Cherchons bien ; peut-être en des sujets moins graves trouverons-nous quelque
occasion de franc rire. Considérons, non plus une coquinerie, mais une mésaventure :
une coquinerie révolte, une mésaventure peut amuser. Il n’en est rien ; jusque dans
un amusement, la satire ici conserve sa force, parce que la réflexion conserve ici
son intensité. Il y a dans la drôlerie anglaise un sérieux, un effort, une
application étonnante, et leurs folies comiques sont composées avec autant de
science que leurs sermons. La puissante attention décompose son objet en toutes ses
parties, et le reproduit avec une minutie, un relief qui font illusion. Swift décrit
la contrée des chevaux parlants, la politique de Lilliput, les inventeurs de
l’Île-Volante, avec des détails aussi précis et aussi concordants qu’un voyageur
expérimenté, explorateur exact des mœurs et du pays. Ainsi soutenus, le monstre
impossible et le grotesque littéraire entrent dans la vie réelle, et le fantôme de
l’imagination prend la consistance des objets que nous touchons. Thackeray porte
dans la farce cette gravité imperturbable, cette solidité de conception et ce talent
d’illusion. Regardez une de ses thèses morales : il veut prouver que dans le monde
il faut se conformer aux usages reçus, et transforme ce lieu commun en une anecdote
orientale. Comptez les détails de mœurs, de géographie, de chronologie, de cuisine,
la désignation mathématique de chaque objet, de chaque personne et de chaque geste,
la lucidité d’imagination, la profusion de vérités locales ; vous comprendrez
pourquoi sa moquerie vous frappe d’une impression si originale et si poignante, et
vous y retrouverez le même degré d’étude et la même énergie d’attention que dans les
ironies et dans les exagérations précédentes : son enjouement est aussi réfléchi et
aussi fort que sa haine ; il a changé d’attitude, il n’a point changé de
faculté.
J’ai une aversion naturelle pour l’égotisme, et je déteste
infiniment l’habitude de se louer soi-même ; mais je ne puis m’empêcher de raconter
ici une anecdote qui éclaire le point en question, et où j’ai agi, je crois, avec
une remarquable présence d’esprit.
Étant à Constantinople, il y a quelques années, pour une mission délicate (les
Russes jouaient un double jeu, et de notre côté il devint nécessaire d’envoyer un
négociateur supplémentaire), Leckerbiff, pacha de Roumélie, alors premier galéongi de la Porte, donna un banquet diplomatique dans son palais
d’été à Bukjédéré.

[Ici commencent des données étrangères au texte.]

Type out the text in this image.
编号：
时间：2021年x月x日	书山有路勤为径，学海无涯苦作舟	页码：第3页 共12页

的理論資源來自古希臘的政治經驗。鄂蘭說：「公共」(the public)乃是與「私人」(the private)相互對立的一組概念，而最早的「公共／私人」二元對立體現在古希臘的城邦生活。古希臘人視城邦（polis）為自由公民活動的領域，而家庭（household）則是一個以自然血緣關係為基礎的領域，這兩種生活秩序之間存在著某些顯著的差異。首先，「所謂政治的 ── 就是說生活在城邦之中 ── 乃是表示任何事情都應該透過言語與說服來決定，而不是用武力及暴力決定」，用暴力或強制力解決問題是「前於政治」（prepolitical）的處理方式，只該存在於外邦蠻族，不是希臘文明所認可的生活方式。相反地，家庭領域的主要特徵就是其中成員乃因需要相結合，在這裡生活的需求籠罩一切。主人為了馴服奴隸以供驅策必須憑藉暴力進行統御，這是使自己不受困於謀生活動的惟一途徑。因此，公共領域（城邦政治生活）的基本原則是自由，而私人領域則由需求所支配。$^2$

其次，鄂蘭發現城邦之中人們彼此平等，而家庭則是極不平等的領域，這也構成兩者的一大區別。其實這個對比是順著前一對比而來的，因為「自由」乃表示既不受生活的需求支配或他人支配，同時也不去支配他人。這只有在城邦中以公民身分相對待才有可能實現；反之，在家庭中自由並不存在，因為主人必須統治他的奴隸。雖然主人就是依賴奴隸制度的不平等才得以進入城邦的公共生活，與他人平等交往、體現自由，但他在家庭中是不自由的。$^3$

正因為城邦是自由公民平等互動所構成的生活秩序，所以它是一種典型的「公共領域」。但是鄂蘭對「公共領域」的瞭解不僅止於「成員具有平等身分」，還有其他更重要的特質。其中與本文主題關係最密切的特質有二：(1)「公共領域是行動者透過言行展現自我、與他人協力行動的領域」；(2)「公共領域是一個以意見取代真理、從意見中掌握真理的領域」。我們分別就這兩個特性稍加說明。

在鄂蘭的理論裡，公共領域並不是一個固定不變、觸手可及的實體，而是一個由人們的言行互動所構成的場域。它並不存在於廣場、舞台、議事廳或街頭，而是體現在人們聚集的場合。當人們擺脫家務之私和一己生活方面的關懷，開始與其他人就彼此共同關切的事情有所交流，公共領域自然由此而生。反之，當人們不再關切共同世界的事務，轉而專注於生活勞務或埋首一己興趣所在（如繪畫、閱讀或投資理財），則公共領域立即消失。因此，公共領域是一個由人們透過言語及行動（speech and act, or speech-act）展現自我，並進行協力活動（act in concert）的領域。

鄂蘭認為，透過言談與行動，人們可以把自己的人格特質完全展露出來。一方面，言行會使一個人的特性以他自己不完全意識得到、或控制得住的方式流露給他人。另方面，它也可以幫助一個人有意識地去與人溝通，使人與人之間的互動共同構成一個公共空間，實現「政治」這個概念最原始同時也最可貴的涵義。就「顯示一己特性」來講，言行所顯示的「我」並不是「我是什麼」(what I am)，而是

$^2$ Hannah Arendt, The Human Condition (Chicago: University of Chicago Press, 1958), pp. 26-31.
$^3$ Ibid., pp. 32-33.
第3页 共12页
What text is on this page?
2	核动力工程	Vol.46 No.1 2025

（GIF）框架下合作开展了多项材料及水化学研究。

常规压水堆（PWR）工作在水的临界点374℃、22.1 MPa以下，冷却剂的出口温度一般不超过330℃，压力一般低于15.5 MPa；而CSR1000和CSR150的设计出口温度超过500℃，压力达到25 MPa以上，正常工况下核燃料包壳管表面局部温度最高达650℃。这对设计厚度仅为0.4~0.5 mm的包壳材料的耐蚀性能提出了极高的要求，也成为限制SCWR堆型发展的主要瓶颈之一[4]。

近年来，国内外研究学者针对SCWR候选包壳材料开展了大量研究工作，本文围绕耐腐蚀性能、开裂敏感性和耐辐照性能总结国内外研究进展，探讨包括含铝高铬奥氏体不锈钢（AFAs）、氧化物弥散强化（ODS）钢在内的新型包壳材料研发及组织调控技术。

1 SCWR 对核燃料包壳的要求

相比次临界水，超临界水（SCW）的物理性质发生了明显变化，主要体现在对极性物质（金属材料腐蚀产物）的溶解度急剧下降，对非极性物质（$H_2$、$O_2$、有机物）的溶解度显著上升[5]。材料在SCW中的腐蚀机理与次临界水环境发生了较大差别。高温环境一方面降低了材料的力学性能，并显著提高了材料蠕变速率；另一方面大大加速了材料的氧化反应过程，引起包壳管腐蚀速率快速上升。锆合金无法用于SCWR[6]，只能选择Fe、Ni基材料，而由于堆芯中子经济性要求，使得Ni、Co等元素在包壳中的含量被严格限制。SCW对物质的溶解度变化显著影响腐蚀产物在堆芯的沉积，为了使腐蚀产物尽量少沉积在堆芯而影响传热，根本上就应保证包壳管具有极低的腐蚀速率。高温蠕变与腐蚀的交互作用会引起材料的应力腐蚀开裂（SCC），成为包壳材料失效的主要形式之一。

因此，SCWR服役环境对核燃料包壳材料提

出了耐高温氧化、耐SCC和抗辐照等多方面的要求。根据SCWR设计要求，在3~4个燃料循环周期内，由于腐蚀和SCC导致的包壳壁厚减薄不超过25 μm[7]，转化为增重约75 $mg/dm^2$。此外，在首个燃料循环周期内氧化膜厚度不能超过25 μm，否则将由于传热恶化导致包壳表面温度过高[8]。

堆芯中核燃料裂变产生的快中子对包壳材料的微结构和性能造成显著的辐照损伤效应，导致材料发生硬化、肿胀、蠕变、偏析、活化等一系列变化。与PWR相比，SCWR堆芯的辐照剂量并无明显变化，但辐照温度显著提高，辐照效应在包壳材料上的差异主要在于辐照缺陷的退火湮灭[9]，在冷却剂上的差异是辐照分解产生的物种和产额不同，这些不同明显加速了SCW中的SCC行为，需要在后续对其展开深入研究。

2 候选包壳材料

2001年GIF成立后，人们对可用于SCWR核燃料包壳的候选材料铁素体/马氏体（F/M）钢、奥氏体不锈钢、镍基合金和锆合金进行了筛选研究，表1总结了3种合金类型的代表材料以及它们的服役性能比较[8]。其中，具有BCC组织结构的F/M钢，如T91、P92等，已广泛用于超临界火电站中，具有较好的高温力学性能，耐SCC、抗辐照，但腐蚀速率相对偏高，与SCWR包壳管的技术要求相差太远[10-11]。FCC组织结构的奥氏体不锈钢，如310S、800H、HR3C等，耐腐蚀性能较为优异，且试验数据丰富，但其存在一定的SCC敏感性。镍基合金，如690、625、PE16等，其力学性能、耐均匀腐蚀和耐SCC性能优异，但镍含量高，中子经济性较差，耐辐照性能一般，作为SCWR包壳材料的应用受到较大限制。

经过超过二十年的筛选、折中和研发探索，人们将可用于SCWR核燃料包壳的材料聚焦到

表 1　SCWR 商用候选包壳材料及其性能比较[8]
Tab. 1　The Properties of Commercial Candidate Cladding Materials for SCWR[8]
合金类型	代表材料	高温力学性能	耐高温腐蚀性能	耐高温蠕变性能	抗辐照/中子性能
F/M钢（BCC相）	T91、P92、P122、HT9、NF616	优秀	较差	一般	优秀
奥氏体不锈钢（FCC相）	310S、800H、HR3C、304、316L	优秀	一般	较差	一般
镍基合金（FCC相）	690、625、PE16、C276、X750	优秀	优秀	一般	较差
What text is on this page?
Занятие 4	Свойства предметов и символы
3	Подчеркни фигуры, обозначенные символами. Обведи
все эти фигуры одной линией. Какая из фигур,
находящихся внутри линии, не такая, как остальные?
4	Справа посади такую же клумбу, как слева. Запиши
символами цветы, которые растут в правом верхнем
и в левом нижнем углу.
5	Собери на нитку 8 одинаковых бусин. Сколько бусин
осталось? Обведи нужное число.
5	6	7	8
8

J’étais à la gauche du galéongi, et l’agent russe, le comte
Diddlof, était à sa droite. Diddlof est un dandy qui mourrait d’un trop fort parfum
de rose. Il avait essayé trois fois de me faire assassiner dans le cours de la
négociation ; mais naturellement nous étions amis en public, et nous échangions des
saluts de la façon la plus cordiale et la plus charmante.
Le galéongi est, ou plutôt était (car hélas ! un lacet lui a serré le cou) un
fidèle sectateur en politique de la vieille école turque. Nous dinâmes avec nos
doigts, et nous eûmes des quartiers de pain pour vaisselle. La seule innovation
qu’il admit était l’usage de liqueurs européennes, et il s’y livrait avec un grand
goût. Il mangeait énormément. Parmi les plats, il y en eut un très-vaste qu’on plaça
devant lui, un agneau apprêté dans sa laine, bourré d’ail, d’assa-fœtida, de piment
et autres assaisonnements, le plus abominable mélange que jamais mortel ait flairé
ou goûté. Le galéongi en mangea énormément ; suivant la coutume orientale, il
insistait pour servir ses amis à droite et à gauche, et, quand il arrivait un
morceau particulièrement épicé, il l’enfonçait de ses propres mains jusque dans le
gosier de ses convives.
Je n’oublierai jamais le regard du pauvre Diddlof, quand Son Excellence, ayant
roulé en boule un gros paquet de cette mixture, et s’écriant tuk,
tuk (c’est très-bon), administra l’horrible pilule à Diddlof. Les yeux du
Russe roulèrent effroyablement au moment où il la reçut. Il l’avala avec une grimace
qui annonçait une convulsion imminente, et saisissant à côté de lui une bouteille
qu’il croyait du Sauterne, mais qui se trouva être de l’eau-de-vie française, il en
but près d’une pinte avant de reconnaître son erreur. Ce coup l’acheva. Il fut
emporté presque mort de la salle à manger, et déposé au frais dans un pavillon d’été
sur le Bosphore.
Quand mon tour vint, j’avalai le condiment avec un sourire, je dis Bismillah, et je léchai mes lèvres avec un air de contentement aimable ;
puis, quand on servit le plat voisin, j’en fis moi-même une boule avec tant de
dextérité et je la fourrai dans le gosier du vieux galéongi avec tant de grâce, que
son cœur fut gagné. La Russie fut mise d’emblée hors de cause, et le traité de Kabobanople fut signé. Quant à Diddlof, tout était fini pour lui ;
il fut rappelé à Saint-Pétersbourg, et sir Roderick Murchison le vit, sous le nº
3967, travaillant aux mines de l’Oural1353.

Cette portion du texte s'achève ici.